Li also suggested that cryptomining firm’s substantial early profits resulted in part from low regulation in the sector, which is now diminishing:

“Besides, if regulators were hands off [on Business A] in the past but will regulate it in the future, will you be able to continue the business and still make money from it?”

Li added companies have the right to appeal and stated that the SEHK ensures that IPO applicants receive “procedural justice.”

Besides Bitmain, two other large China-based cryptomining companies, Ebang and Canaan, also applied to IPO in Hong Kong in 2018, and all three companies reportedly intend to pivot their business models away from cryptomining and towards artificial intelligence.

It also appears that all three companies have a limited track record in the AI sphere.

According to the SCMP, Bitmain, which boasts 75% market share dominance over the manufacture of cryptocurrency miners globally, claimed in its IPO to be a “strong contender in the AI chip industry.”

Though Bitmain reportedly, “launched a slew of AI products from machine learning chips to facial recognition servers,” last year, the company also closed its Isreali AI research facility in a round of crypto bear market belt-tightening a mere six month after opening the facility.

Bitmain also reportedly wrote in its IPO prospectus that 94% of revenues in the first half of 2018 came from the sale of cryptomining hardware. This is somewhat surprising given that the company has been vilified among crypto aficionados for veering close to monopoly status over the actual mining of bitcoins via the company’s substantial mining pools.

Signs suggest that Bitmain co-founder Jihan Wu may have lost millions by backing a contentious “fork” (code copy) of Bitcoin called “Bitcoin Cash.”

For the first six months or so after Bitcoin Cash was created, its price on exchanges tracked Bitcoin’s at around 10% and peaked at 20% when Bitcoin achieved an all-time-high price of $20 000 USD briefly in December 2018.

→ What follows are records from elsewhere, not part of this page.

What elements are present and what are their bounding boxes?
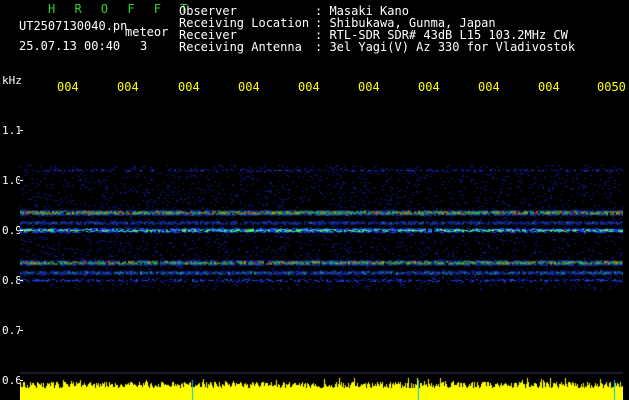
- y-tick-label: 0.8: [2, 274, 22, 287]
- x-tick-label: 004: [418, 80, 440, 94]
- x-tick-label: 0050: [597, 80, 626, 94]
- y-tick-mark: [20, 130, 23, 131]
- y-tick-mark: [20, 180, 23, 181]
- y-tick-mark: [20, 280, 23, 281]
- timestamp: 25.07.13 00:40: [19, 39, 121, 53]
- y-tick-mark: [20, 330, 23, 331]
- y-tick-mark: [20, 230, 23, 231]
- x-tick-label: 004: [298, 80, 320, 94]
- y-axis-unit: kHz: [2, 74, 22, 87]
- x-tick-label: 004: [478, 80, 500, 94]
- y-tick-label: 1.0: [2, 174, 22, 187]
- info-antenna-value: : 3el Yagi(V) Az 330 for Vladivostok: [315, 40, 576, 54]
- y-tick-label: 0.9: [2, 224, 22, 237]
- meteor-count: 3: [140, 39, 148, 53]
- x-tick-label: 004: [538, 80, 560, 94]
- y-tick-mark: [20, 380, 23, 381]
- y-tick-label: 1.1: [2, 124, 22, 137]
- spectrogram-canvas: [20, 93, 623, 400]
- x-tick-label: 004: [57, 80, 79, 94]
- meteor-label: meteor: [125, 25, 169, 39]
- header-brand: H R O F F T: [48, 2, 194, 16]
- y-tick-label: 0.6: [2, 374, 22, 387]
- file-name: UT2507130040.pn: [19, 19, 128, 33]
- y-tick-label: 0.7: [2, 324, 22, 337]
- x-tick-label: 004: [358, 80, 380, 94]
- x-tick-label: 004: [178, 80, 200, 94]
- info-antenna-label: Receiving Antenna: [179, 40, 302, 54]
- x-tick-label: 004: [238, 80, 260, 94]
- x-tick-label: 004: [117, 80, 139, 94]
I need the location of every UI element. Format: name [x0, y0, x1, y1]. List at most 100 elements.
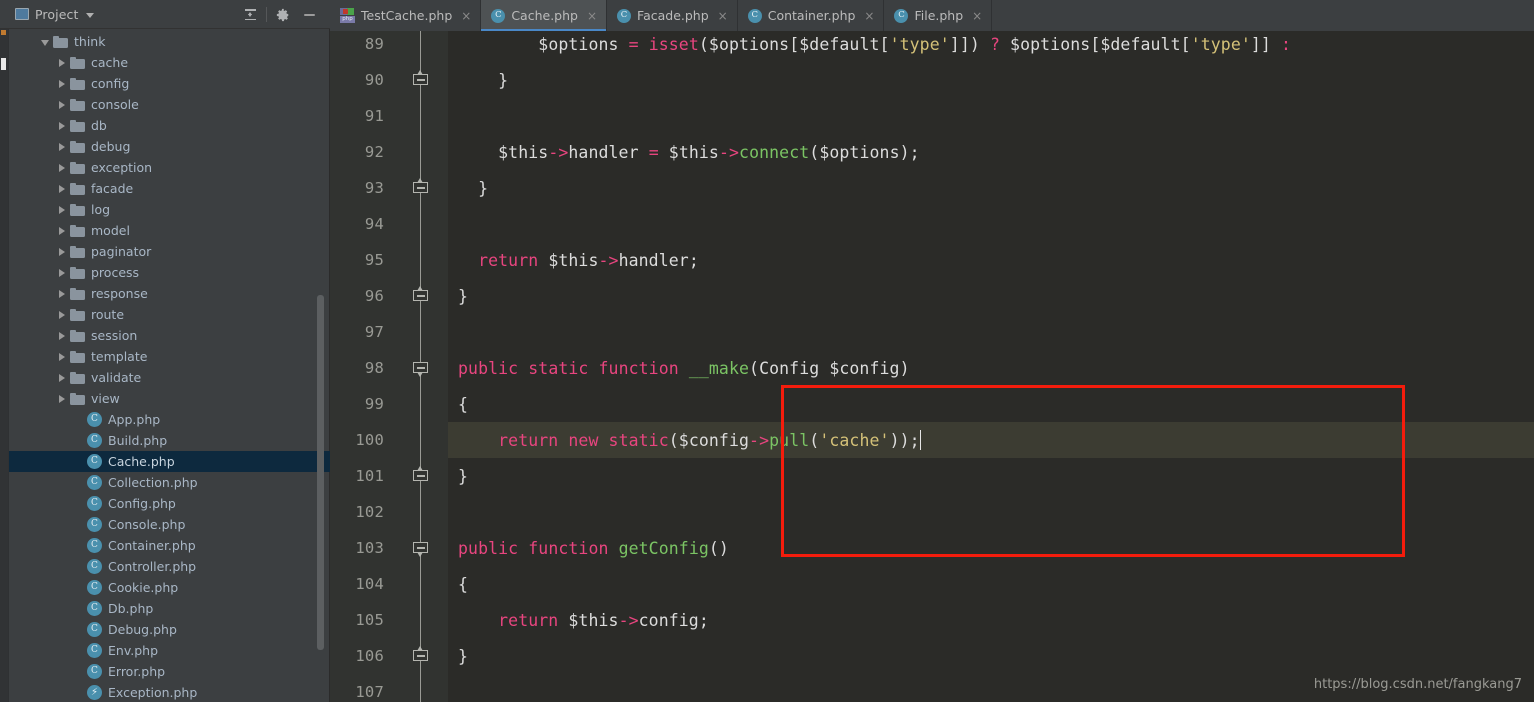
editor-tab-container-php[interactable]: C Container.php × — [738, 0, 885, 31]
expand-arrow-right-icon[interactable] — [54, 160, 70, 175]
code-editor[interactable]: 89 90 91 92 93 94 95 96 97 98 99 100 101 102 103 104 105… — [330, 31, 1534, 702]
tree-item-config-php[interactable]: C Config.php — [9, 493, 330, 514]
tree-item-collection-php[interactable]: C Collection.php — [9, 472, 330, 493]
tree-item-log[interactable]: log — [9, 199, 330, 220]
code-fold-toggle[interactable] — [413, 178, 428, 197]
code-line-103[interactable]: public function getConfig() — [448, 530, 1534, 566]
close-icon[interactable]: × — [718, 10, 728, 22]
expand-arrow-right-icon[interactable] — [54, 76, 70, 91]
close-icon[interactable]: × — [972, 10, 982, 22]
code-line-99[interactable]: { — [448, 386, 1534, 422]
expand-arrow-right-icon[interactable] — [54, 391, 70, 406]
editor-tab-cache-php[interactable]: C Cache.php × — [481, 0, 608, 31]
editor-tab-testcache-php[interactable]: php TestCache.php × — [330, 0, 482, 31]
tree-item-route[interactable]: route — [9, 304, 330, 325]
tree-item-controller-php[interactable]: C Controller.php — [9, 556, 330, 577]
code-fold-toggle[interactable] — [413, 646, 428, 665]
project-file-tree[interactable]: think cache config console db debug exception f… — [9, 29, 330, 702]
code-fold-toggle[interactable] — [413, 362, 428, 377]
expand-arrow-right-icon[interactable] — [54, 328, 70, 343]
code-line-102[interactable] — [448, 494, 1534, 530]
code-line-91[interactable] — [448, 98, 1534, 134]
tree-item-db[interactable]: db — [9, 115, 330, 136]
minimize-panel-button[interactable] — [296, 2, 322, 28]
editor-tab-facade-php[interactable]: C Facade.php × — [607, 0, 738, 31]
tree-item-debug[interactable]: debug — [9, 136, 330, 157]
code-line-93[interactable]: } — [448, 170, 1534, 206]
tree-item-build-php[interactable]: C Build.php — [9, 430, 330, 451]
tree-item-response[interactable]: response — [9, 283, 330, 304]
tree-item-cookie-php[interactable]: C Cookie.php — [9, 577, 330, 598]
tree-item-debug-php[interactable]: C Debug.php — [9, 619, 330, 640]
code-line-100[interactable]: return new static($config -> pull('cache')… — [448, 422, 1534, 458]
tree-item-view[interactable]: view — [9, 388, 330, 409]
code-line-92[interactable]: $this -> handler = $this -> connect($options… — [448, 134, 1534, 170]
expand-arrow-right-icon[interactable] — [54, 97, 70, 112]
code-token: $this — [498, 142, 549, 162]
tree-item-container-php[interactable]: C Container.php — [9, 535, 330, 556]
code-line-90[interactable]: } — [448, 62, 1534, 98]
code-line-96[interactable]: } — [448, 278, 1534, 314]
tree-item-process[interactable]: process — [9, 262, 330, 283]
tree-item-model[interactable]: model — [9, 220, 330, 241]
code-line-95[interactable]: return $this -> handler; — [448, 242, 1534, 278]
expand-arrow-down-icon[interactable] — [37, 34, 53, 49]
code-token: [ — [1090, 34, 1101, 54]
expand-arrow-right-icon[interactable] — [54, 55, 70, 70]
tree-item-cache[interactable]: cache — [9, 52, 330, 73]
tree-item-env-php[interactable]: C Env.php — [9, 640, 330, 661]
expand-arrow-right-icon[interactable] — [54, 139, 70, 154]
expand-arrow-right-icon[interactable] — [54, 118, 70, 133]
editor-gutter[interactable]: 89 90 91 92 93 94 95 96 97 98 99 100 101 102 103 104 105… — [330, 31, 448, 702]
code-fold-toggle[interactable] — [413, 286, 428, 305]
code-content[interactable]: $options = isset($options[$default['type… — [448, 31, 1534, 702]
code-line-101[interactable]: } — [448, 458, 1534, 494]
tree-item-exception[interactable]: exception — [9, 157, 330, 178]
close-icon[interactable]: × — [461, 10, 471, 22]
expand-arrow-right-icon[interactable] — [54, 286, 70, 301]
project-panel-scrollbar[interactable] — [317, 295, 324, 650]
editor-tab-file-php[interactable]: C File.php × — [884, 0, 993, 31]
code-line-104[interactable]: { — [448, 566, 1534, 602]
tree-item-db-php[interactable]: C Db.php — [9, 598, 330, 619]
collapse-all-button[interactable] — [237, 2, 263, 28]
code-fold-toggle[interactable] — [413, 70, 428, 89]
tree-item-validate[interactable]: validate — [9, 367, 330, 388]
close-icon[interactable]: × — [864, 10, 874, 22]
code-line-98[interactable]: public static function __make(Config $co… — [448, 350, 1534, 386]
tree-item-cache-php[interactable]: C Cache.php — [9, 451, 330, 472]
tree-item-app-php[interactable]: C App.php — [9, 409, 330, 430]
code-fold-toggle[interactable] — [413, 466, 428, 485]
expand-arrow-right-icon[interactable] — [54, 202, 70, 217]
expand-arrow-right-icon[interactable] — [54, 244, 70, 259]
code-line-105[interactable]: return $this -> config; — [448, 602, 1534, 638]
tree-item-config[interactable]: config — [9, 73, 330, 94]
code-line-94[interactable] — [448, 206, 1534, 242]
expand-arrow-right-icon[interactable] — [54, 349, 70, 364]
code-line-106[interactable]: } — [448, 638, 1534, 674]
expand-arrow-right-icon[interactable] — [54, 370, 70, 385]
code-line-89[interactable]: $options = isset($options[$default['type… — [448, 31, 1534, 62]
tree-item-error-php[interactable]: C Error.php — [9, 661, 330, 682]
project-title-group[interactable]: Project — [15, 7, 95, 22]
code-line-97[interactable] — [448, 314, 1534, 350]
settings-button[interactable] — [270, 2, 296, 28]
expand-arrow-right-icon[interactable] — [54, 307, 70, 322]
expand-arrow-right-icon[interactable] — [54, 265, 70, 280]
close-icon[interactable]: × — [587, 10, 597, 22]
tree-item-session[interactable]: session — [9, 325, 330, 346]
tree-item-console[interactable]: console — [9, 94, 330, 115]
tree-item-think[interactable]: think — [9, 31, 330, 52]
expand-arrow-right-icon[interactable] — [54, 223, 70, 238]
expand-arrow-right-icon[interactable] — [54, 181, 70, 196]
chevron-down-icon[interactable] — [86, 12, 95, 18]
code-fold-toggle[interactable] — [413, 542, 428, 557]
tree-item-label: Collection.php — [108, 475, 198, 490]
tree-item-paginator[interactable]: paginator — [9, 241, 330, 262]
tree-item-exception-php[interactable]: ⚡ Exception.php — [9, 682, 330, 702]
tree-item-template[interactable]: template — [9, 346, 330, 367]
tree-item-console-php[interactable]: C Console.php — [9, 514, 330, 535]
tree-item-facade[interactable]: facade — [9, 178, 330, 199]
code-token: $this — [548, 250, 599, 270]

Currently, Bitcoins trades for around $3500 USD, and Bitcoin Cash trades for $130 (~4%).

Hong Kong regulators may also have had concerns about the fact that Bitmain reportedly wrote in the IPO prospectus that its holdings of cryptocurrencies account for 28% of the company’s total assets ($890 million USD).

By now, crypto markets are well-known for their general volatility and increasingly known for instances of insider trading and securities fraud.

As well, many crypto projects have failed to deliver viable products and are almost exclusively funded by their tokens, meaning they are faltering under lengthy bear market conditions.